We conduct reinforcement learning based on the VERL framework. First, we generate RL training data using `preprocess.py` under the `rl/data` directory. Then, we introduce debugging for the Ray distributed framework in the `main_ppo.py` file. The `ray_trainer.py` file contains a relatively complete training pipeline. We modify the reward function implementation in `rl/verl/utils/reward_score`, and `rl/verl/workers/fsdp_workers.py` includes more detailed implementations such as the `update_actor` method.
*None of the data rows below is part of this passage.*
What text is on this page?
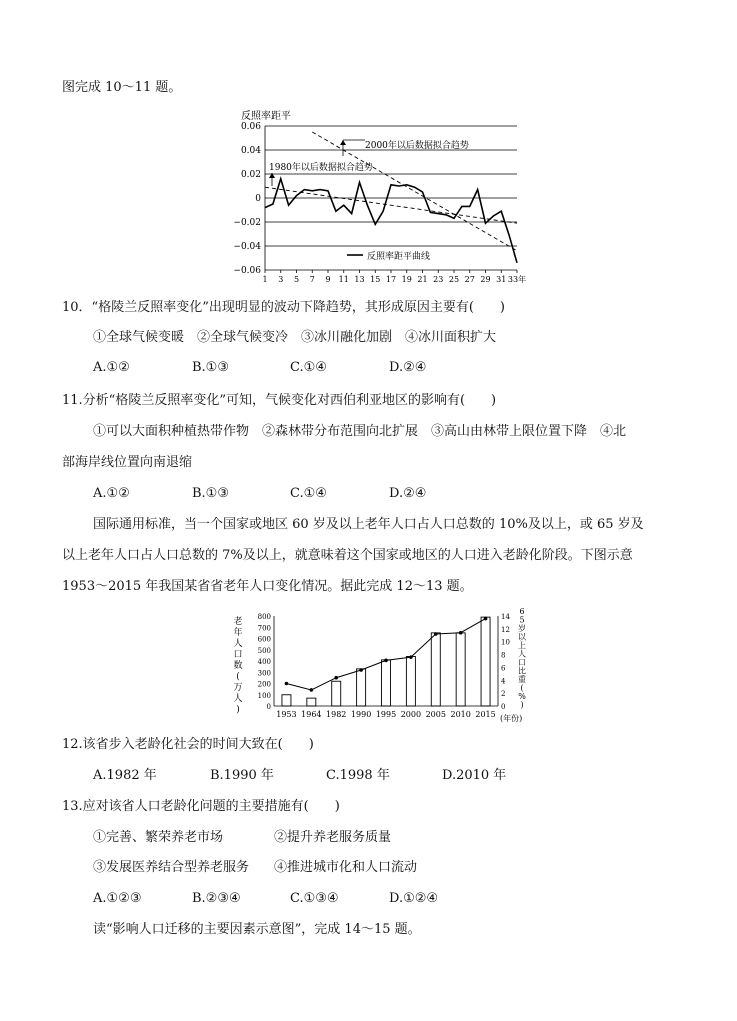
图完成 10～11 题。
反照率距平
0.06
0.04
0.02
0
−0.02
−0.04
−0.06
1 3 5 7 9 11 13 15 17 19 21 23 25 27 29 31 33年
2000年以后数据拟合趋势
1980年以后数据拟合趋势
反照率距平曲线
10．“格陵兰反照率变化”出现明显的波动下降趋势，其形成原因主要有(　　)
①全球气候变暖　②全球气候变冷　③冰川融化加剧　④冰川面积扩大
A.①②	B.①③	C.①④	D.②④
11.分析“格陵兰反照率变化”可知，气候变化对西伯利亚地区的影响有(　　)
①可以大面积种植热带作物　②森林带分布范围向北扩展　③高山由林带上限位置下降　④北
部海岸线位置向南退缩
A.①②	B.①③	C.①④	D.②④
国际通用标准，当一个国家或地区 60 岁及以上老年人口占人口总数的 10%及以上，或 65 岁及
以上老年人口占人口总数的 7%及以上，就意味着这个国家或地区的人口进入老龄化阶段。下图示意
1953～2015 年我国某省省老年人口变化情况。据此完成 12～13 题。
老
年
人
口
数
(
万
人
)
6
5
岁
以
上
人
口
比
重
(
%
)
800
700
600
500
400
300
200
100
0
14
12
10
8
6
4
2
0
1953 1964 1982 1990 1995 2000 2005 2010 2015 (年份)
12.该省步入老龄化社会的时间大致在(　　)
A.1982 年	B.1990 年	C.1998 年	D.2010 年
13.应对该省人口老龄化问题的主要措施有(　　)
①完善、繁荣养老市场	②提升养老服务质量
③发展医养结合型养老服务 ④推进城市化和人口流动
A.①②③	B.②③④	C.①③④	D.①②④
读“影响人口迁移的主要因素示意图”，完成 14～15 题。
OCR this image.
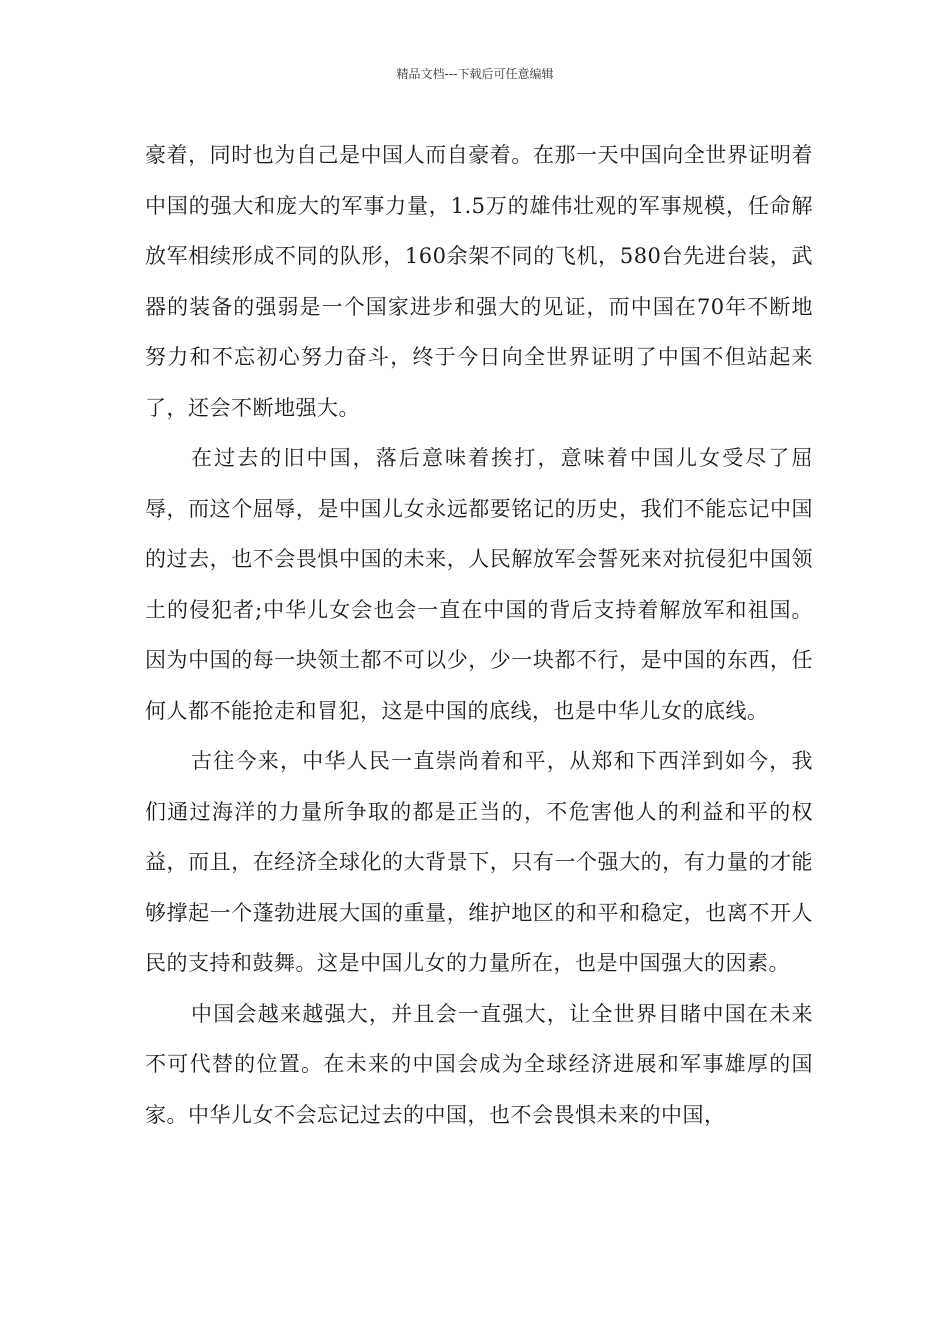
精品文档---下载后可任意编辑

豪着，同时也为自己是中国人而自豪着。在那一天中国向全世界证明着中国的强大和庞大的军事力量，1.5万的雄伟壮观的军事规模，任命解放军相续形成不同的队形，160余架不同的飞机，580台先进台装，武器的装备的强弱是一个国家进步和强大的见证，而中国在70年不断地努力和不忘初心努力奋斗，终于今日向全世界证明了中国不但站起来了，还会不断地强大。

在过去的旧中国，落后意味着挨打，意味着中国儿女受尽了屈辱，而这个屈辱，是中国儿女永远都要铭记的历史，我们不能忘记中国的过去，也不会畏惧中国的未来，人民解放军会誓死来对抗侵犯中国领土的侵犯者;中华儿女会也会一直在中国的背后支持着解放军和祖国。因为中国的每一块领土都不可以少，少一块都不行，是中国的东西，任何人都不能抢走和冒犯，这是中国的底线，也是中华儿女的底线。

古往今来，中华人民一直崇尚着和平，从郑和下西洋到如今，我们通过海洋的力量所争取的都是正当的，不危害他人的利益和平的权益，而且，在经济全球化的大背景下，只有一个强大的，有力量的才能够撑起一个蓬勃进展大国的重量，维护地区的和平和稳定，也离不开人民的支持和鼓舞。这是中国儿女的力量所在，也是中国强大的因素。

中国会越来越强大，并且会一直强大，让全世界目睹中国在未来不可代替的位置。在未来的中国会成为全球经济进展和军事雄厚的国家。中华儿女不会忘记过去的中国，也不会畏惧未来的中国，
**Note:** The Open R1 and VeRL frameworks contain numerous files and complex dependencies. In the supplementary material, we have uploaded the specific files we modified that reflect the core of our proposed method. To run the code successfully, it is necessary to download the remaining dependency files from the official frameworks (which we did not modify) and place them in the correct directories.



**Test-Time Scaling**

We provide implementations for both parallel scaling(`test-time scaling/majority.py`) and sequential scaling(`test-time scaling/vllm_inference_budget_tomi.py`), which can be run directly.



**Model Evaluation**

We provide corresponding evaluation implementations for models called through APIs, such as OpenAI-O3 and DeepSeek-R1(`model evaluation/model_evaluation_api.py`), as well as for local models(`model evaluation/model_evaluation_local.py`). The evaluation code can be run directly.